Sep 10, 2009
The month of August was very stressful and September does not look much better.Tonight my husband & I had a fight and I am not sure if it is over. My Hubby is in bed. I am still digesting tonight's words of frustration and anger from both of us. All because of me and Fibro/cfsc.
Mike was put on Fetenal in August to control the pain that he has in his knees. He has no cartilage in either knee and yes in extreme pain. He works for UCSD University as a Landscaper so he is on his feet all day. Well back to the Fentenal: He is allergic to it and the side effects were horrible that he went through. I thought I was going to lose him.So our Dr. put him Morphine Sulfate, which I also take. He had allergic reaction to that, he has been having trouble swallowing since he has been on the Morhine. He saw a different dr. on Tuesday this week as our dr. was booked. I was thinking he was having anxiety attacks. An the dr. he saw said the same and prescribed anti anxiety medication I have never heard of. He took one when he got to work and later he was fighting sleep. So that medicine is out. He is very agitated which I understand. I have to call and schedule a barium swallowing test to see if he has anything that may be causing the swallowing problem. They want to rule out cancer,stroke, ALS, Parkinson's,throat cancer or MS. So this was also part of our discussion or argument. He is scared as am I .

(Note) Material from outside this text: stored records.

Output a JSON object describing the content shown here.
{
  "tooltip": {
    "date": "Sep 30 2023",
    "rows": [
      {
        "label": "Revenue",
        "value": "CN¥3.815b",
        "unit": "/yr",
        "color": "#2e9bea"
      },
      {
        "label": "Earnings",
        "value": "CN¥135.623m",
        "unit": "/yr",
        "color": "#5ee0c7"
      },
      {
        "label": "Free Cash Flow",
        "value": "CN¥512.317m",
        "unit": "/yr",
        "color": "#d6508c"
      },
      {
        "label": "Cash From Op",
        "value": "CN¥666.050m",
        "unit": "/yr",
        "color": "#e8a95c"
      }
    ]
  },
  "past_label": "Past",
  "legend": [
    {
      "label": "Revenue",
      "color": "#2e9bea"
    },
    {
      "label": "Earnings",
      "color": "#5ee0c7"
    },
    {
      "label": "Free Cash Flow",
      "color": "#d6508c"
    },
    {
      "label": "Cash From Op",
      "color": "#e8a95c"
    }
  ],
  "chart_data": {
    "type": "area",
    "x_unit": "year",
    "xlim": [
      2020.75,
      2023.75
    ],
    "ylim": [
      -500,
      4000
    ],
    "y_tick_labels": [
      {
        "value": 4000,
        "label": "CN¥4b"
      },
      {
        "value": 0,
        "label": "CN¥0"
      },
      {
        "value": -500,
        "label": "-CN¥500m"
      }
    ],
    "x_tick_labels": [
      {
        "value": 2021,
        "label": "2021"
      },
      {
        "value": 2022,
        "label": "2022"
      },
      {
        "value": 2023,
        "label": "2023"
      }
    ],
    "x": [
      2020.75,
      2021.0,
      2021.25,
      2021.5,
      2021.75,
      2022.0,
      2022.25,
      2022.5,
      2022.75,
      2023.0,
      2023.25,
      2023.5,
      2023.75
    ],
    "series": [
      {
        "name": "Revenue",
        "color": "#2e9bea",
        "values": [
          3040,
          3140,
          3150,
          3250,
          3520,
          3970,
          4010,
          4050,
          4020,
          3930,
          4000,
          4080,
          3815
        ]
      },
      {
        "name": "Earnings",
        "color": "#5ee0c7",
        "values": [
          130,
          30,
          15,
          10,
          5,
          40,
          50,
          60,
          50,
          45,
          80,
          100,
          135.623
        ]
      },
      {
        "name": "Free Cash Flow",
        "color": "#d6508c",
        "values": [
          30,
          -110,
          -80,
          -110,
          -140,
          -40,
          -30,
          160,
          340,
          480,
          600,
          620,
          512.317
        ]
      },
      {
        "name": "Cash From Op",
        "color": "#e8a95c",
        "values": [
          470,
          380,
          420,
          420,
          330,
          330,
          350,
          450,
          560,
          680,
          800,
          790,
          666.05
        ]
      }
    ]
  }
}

His anxiety he says is because when he comes home from work he has to deal with me and what Fibro.is doing to us. As we all know each day is different for us. We may have a good day or more bad days and symptoms. I have been dealing with depression as most of you know. I was doing better until last month. Needless to say my depression and anxiety Fibro are out of control my Dr. says. He emailed me today and told me I am going to have to deal with the fibro flare, and he is giving me more Ativan to get through this. It is hard to hear from your husband that if it wasn't for me and the Fibro. with all it's symptoms he would be happier and would not have any anxiety.
He told me all the things I do now that irritate him. I know living with someone with Fibro. and results from a TBI when I was 14. so my right Temporal lobe is dead.
I just want to go away where I will not be such a burden.He refuses my help or suggestions. He will not take his medications only his high blood pressure med. I don't know what is going to happen here.
I have no more energy for this, I love Mike but at the same time I am causing him too much pain. Maybe I should leave for awhile. I cannot think anymore. I have done everything the professionals suggested and it has not helped. I HATE FIBRO. WITH EVERY BREATH I TAKE!!!!!!!!!!!!!!!!!!!!!!!!!!!!!!!!!!!!!!!!!!!!!!!!!!!!!!!! I have tried to find the positive in it and for what????????????????? I am out of words, thoughts. Nothing I do Matters to the most important person in my life I do ask 1 favor please pray for Mike and the test I need to schedule for him. My mind is ready to explode. I just needed a safe place to talk. Thanks all for listening. I have no energy and my head is pounding.